Jane came in sometime after midnight and crawled into her blanket pile. I waited for her breathing to deepen, for the soft whistle of her not-quite-snore, and then crept to her side. I slid Mr. Locke’s revolver carefully from her skirts and stuffed it beneath my waistband. It rested cold and heavy against my thigh as I ducked out of the house and into the bright black night.
I followed our street upward, Bad padding at my side, until it petered into tufted grass and tumbled brick. The plains rose around me, painted silver by the half-moon. I waded through the grasses, trying to ignore the sweat prickling my palms, the quivering in my belly that said this was a very, very stupid idea.
Then I stopped. I waited.
And waited. Minutes thudded by, measured in too-fast heartbeats. Be patient. Be brave. Be like Jane. I tried to stand the way she would, tense and ready as a long-legged hunting cat, rather than shivering and uncertain.
A whispering shuffle sounded behind me, so soft it might have been some small creature runneling through the grass. Bad growled, low and deep, and I believed him.
I drew the revolver from my skirt, turned, and pointed it at the hunched figure behind me. I saw the long twist of her nose, the saggy folds of flesh at her throat, the tremor of her hands as she raised them.

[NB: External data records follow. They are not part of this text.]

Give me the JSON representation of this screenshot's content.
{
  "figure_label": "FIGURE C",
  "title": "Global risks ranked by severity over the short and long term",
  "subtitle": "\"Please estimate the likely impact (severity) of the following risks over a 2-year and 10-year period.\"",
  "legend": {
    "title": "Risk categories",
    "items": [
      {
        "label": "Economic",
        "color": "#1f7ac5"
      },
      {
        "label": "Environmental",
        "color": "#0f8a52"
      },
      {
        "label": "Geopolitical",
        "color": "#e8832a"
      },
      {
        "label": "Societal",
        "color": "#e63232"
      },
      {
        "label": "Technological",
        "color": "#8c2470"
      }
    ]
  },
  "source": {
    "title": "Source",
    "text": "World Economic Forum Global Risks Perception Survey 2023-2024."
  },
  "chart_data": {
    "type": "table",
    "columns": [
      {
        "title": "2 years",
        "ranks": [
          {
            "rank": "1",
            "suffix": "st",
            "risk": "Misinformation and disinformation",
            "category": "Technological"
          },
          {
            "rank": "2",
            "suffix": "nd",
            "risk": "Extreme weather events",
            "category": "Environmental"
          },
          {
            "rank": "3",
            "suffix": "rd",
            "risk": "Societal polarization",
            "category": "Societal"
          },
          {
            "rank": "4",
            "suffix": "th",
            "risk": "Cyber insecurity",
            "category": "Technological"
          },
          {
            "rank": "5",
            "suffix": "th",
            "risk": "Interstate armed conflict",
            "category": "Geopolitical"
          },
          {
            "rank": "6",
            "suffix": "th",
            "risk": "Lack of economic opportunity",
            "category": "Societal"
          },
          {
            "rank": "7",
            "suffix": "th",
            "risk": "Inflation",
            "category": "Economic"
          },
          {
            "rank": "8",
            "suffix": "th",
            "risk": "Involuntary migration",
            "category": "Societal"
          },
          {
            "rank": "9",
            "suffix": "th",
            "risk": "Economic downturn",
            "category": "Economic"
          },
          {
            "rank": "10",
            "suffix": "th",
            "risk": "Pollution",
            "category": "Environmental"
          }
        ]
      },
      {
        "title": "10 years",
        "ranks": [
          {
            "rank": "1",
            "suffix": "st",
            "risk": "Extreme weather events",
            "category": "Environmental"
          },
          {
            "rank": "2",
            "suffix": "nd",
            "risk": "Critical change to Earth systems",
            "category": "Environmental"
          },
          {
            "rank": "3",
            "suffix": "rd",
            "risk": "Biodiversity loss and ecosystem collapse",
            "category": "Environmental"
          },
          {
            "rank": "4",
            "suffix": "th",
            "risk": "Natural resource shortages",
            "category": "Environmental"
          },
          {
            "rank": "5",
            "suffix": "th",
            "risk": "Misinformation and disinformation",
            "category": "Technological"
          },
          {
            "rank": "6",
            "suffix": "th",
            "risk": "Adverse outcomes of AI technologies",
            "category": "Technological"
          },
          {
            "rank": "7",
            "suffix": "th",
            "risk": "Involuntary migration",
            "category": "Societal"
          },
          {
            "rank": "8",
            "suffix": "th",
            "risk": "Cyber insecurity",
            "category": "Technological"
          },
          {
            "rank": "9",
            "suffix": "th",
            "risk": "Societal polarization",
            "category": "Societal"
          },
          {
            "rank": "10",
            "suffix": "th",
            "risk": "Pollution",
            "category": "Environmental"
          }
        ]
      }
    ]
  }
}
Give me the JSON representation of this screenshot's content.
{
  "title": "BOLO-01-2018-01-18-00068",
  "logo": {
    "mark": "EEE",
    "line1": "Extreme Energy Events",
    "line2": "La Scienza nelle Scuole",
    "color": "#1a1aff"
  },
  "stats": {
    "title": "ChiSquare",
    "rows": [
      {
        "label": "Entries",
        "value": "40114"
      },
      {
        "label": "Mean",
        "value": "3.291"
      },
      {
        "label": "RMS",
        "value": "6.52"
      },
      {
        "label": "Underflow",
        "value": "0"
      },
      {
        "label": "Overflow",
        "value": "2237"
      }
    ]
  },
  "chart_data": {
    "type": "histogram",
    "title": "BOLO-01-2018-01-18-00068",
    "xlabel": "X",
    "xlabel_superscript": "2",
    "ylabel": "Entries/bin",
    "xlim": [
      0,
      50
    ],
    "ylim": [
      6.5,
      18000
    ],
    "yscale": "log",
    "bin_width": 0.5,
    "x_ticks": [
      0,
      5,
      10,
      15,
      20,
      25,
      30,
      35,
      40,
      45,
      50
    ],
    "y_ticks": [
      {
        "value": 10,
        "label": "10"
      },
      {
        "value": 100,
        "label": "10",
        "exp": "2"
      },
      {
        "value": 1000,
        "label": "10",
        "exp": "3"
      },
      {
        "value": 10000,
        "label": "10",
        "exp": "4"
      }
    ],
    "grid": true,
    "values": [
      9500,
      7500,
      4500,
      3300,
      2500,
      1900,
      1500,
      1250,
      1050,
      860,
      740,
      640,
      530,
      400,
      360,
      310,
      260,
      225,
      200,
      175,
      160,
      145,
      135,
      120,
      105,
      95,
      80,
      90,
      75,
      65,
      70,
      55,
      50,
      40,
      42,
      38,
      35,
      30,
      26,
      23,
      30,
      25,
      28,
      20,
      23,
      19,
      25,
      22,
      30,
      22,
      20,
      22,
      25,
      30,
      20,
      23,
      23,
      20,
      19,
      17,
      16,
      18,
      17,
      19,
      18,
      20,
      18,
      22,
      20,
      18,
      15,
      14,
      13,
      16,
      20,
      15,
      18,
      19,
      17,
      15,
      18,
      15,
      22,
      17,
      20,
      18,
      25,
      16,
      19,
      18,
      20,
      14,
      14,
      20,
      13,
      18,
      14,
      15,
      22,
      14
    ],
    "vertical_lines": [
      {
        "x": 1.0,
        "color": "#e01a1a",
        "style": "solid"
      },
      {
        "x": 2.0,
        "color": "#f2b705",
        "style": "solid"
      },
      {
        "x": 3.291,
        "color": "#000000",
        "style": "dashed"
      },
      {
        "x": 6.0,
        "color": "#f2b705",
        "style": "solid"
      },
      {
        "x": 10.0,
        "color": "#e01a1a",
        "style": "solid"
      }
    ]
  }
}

I strode closer. “Who are you?” I hissed.
How terribly, painfully cliché. Even with blood pulsing in my skull and my throat terror-tight, I felt conscious that I was doing a fairly poor impression of one of the Rover Boys, if the Rover Boys had ever threatened any innocent old ladies.
The woman was breathless and stammering with fear. “My—my name is Mrs. Emily Brown and I just got a little turned around, I swear, please don’t hurt me, miss, please—”
I almost believed her. I felt myself shrinking, retreating, except—there was something wrong with her voice. It didn’t actually sound like an old woman’s voice, now that I was standing close to her; it sounded like a younger person doing a slightly rude impression of an old woman, high and shaky.
Her hand began to creep toward her skirts, voice still babbling with terror. Something silver glinted up at me from the black folds of cloth. I froze, had a half second’s vision of how disappointed Jane would be if I let a little old lady slit my throat—then knocked her hand away and scrabbled the knife out of her dress pocket. Something black and flaky crusted the blade.
I threw it into the darkness and leveled the gun back at her chest. She’d stopped babbling.
“Who. Are. You.” It sounded much better this time, almost menacing. I wished the gun would stop shaking.
The woman’s mouth closed in an ugly seam. She glared for a moment, narrow-eyed, then clucked her tongue in disgust. She fished a cigarette from her pocket and struck a match, puffing until her cigarette glowed and crackled. White smoke streamed from her nostrils in a sigh.